Everything in a contract is public so it is not a good idea to store the private keys inside a contract to decode messages. A hacker can determine your private key and create fake messages.
Also not a good idea to have a hardcoded private key in your mobile app. It is possible that a hacker can do a reverse engineering and find your keys.
It is hard to recommend something without more details. Probably I'd create a new pair private/public key on installation and store them in secure storage of the OS, and register the public key with your contract.
Now your app can sign transaction with its private key and send the signed message to the contract. The contract can use the ecrecover trick to recover the public key of the message signature and verify it is one of the registered in the contract.
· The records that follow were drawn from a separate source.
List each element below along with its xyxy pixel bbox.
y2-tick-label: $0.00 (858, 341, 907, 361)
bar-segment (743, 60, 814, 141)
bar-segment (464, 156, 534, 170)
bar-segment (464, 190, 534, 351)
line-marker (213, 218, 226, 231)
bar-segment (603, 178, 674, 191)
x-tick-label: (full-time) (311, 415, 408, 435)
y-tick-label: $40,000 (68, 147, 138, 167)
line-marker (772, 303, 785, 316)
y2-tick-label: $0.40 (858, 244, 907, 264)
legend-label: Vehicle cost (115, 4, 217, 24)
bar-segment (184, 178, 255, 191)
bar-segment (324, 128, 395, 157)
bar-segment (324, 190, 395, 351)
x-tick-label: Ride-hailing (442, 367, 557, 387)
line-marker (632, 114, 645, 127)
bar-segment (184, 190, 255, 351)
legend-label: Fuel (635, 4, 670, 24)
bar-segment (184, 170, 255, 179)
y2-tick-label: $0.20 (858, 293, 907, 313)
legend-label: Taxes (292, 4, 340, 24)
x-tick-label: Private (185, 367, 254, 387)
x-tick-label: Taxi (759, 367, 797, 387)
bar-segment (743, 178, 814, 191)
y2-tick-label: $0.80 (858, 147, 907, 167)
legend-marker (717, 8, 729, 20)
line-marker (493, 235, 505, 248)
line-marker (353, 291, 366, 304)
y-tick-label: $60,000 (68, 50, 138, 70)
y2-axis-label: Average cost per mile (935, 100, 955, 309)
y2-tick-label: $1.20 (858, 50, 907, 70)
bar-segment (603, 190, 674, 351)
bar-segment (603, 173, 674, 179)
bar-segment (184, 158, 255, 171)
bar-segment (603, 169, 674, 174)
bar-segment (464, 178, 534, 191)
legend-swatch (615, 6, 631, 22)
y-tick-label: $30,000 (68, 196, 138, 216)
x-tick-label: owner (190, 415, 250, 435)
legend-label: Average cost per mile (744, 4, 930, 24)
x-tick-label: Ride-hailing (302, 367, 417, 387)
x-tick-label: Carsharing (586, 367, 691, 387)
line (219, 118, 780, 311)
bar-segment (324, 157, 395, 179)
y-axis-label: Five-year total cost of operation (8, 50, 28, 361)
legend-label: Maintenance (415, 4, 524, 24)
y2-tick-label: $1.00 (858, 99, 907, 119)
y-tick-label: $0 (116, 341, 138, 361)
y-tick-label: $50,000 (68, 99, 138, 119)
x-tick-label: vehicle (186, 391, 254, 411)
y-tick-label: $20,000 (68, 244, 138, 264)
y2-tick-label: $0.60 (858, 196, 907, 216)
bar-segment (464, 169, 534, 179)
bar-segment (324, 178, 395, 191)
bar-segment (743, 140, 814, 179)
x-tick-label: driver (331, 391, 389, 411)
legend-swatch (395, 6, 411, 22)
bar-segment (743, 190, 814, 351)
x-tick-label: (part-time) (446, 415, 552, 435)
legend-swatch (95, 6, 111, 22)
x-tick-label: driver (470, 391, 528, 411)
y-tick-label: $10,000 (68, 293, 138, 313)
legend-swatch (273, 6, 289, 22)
Sorry, it cannot be done safely on Ethereum blockchain with standard solidity, not in that mode. If you should encrypt using solidity in a smart contract, all the variables involved in the elaboration are stored on/in the blockchain. It can be formally demonstrated.
What you can do is to store any already crypt value on the blockchain, readable by any person who knows the encryption key.
This (the decryption) requires to be made off chain (i.e. on a separate server and/or in JavaScript on the web UI) if the data must be accessed by more than one user and need to remain secret, because if you decrypt it on EVM using some
decrypt (address encryptedData, uint256 key) returns (byte32 decryptedData)
a copy of the key shall be available on the blockchain forever, readable by all (you can read the transaction in clear text on etherscan, for instance)
You can have something useful by zk-SNARK algorithms, see https://link.medium.com/Gj2AvUVMeR , but it is not trivial and, until now, no suitable implementation are known in Solidity and EVM.
Best Answer
thx @Edmunx Edgar, i tried to use ECIES, but it failed to install because of a subdepencency. I now used the bitcore-lib together with bitcore-ecies. This works like expected.
EDIT: I created a npm-module which does exactly theses things and also has some performance optimisations and tutorials: github:eth-crypto.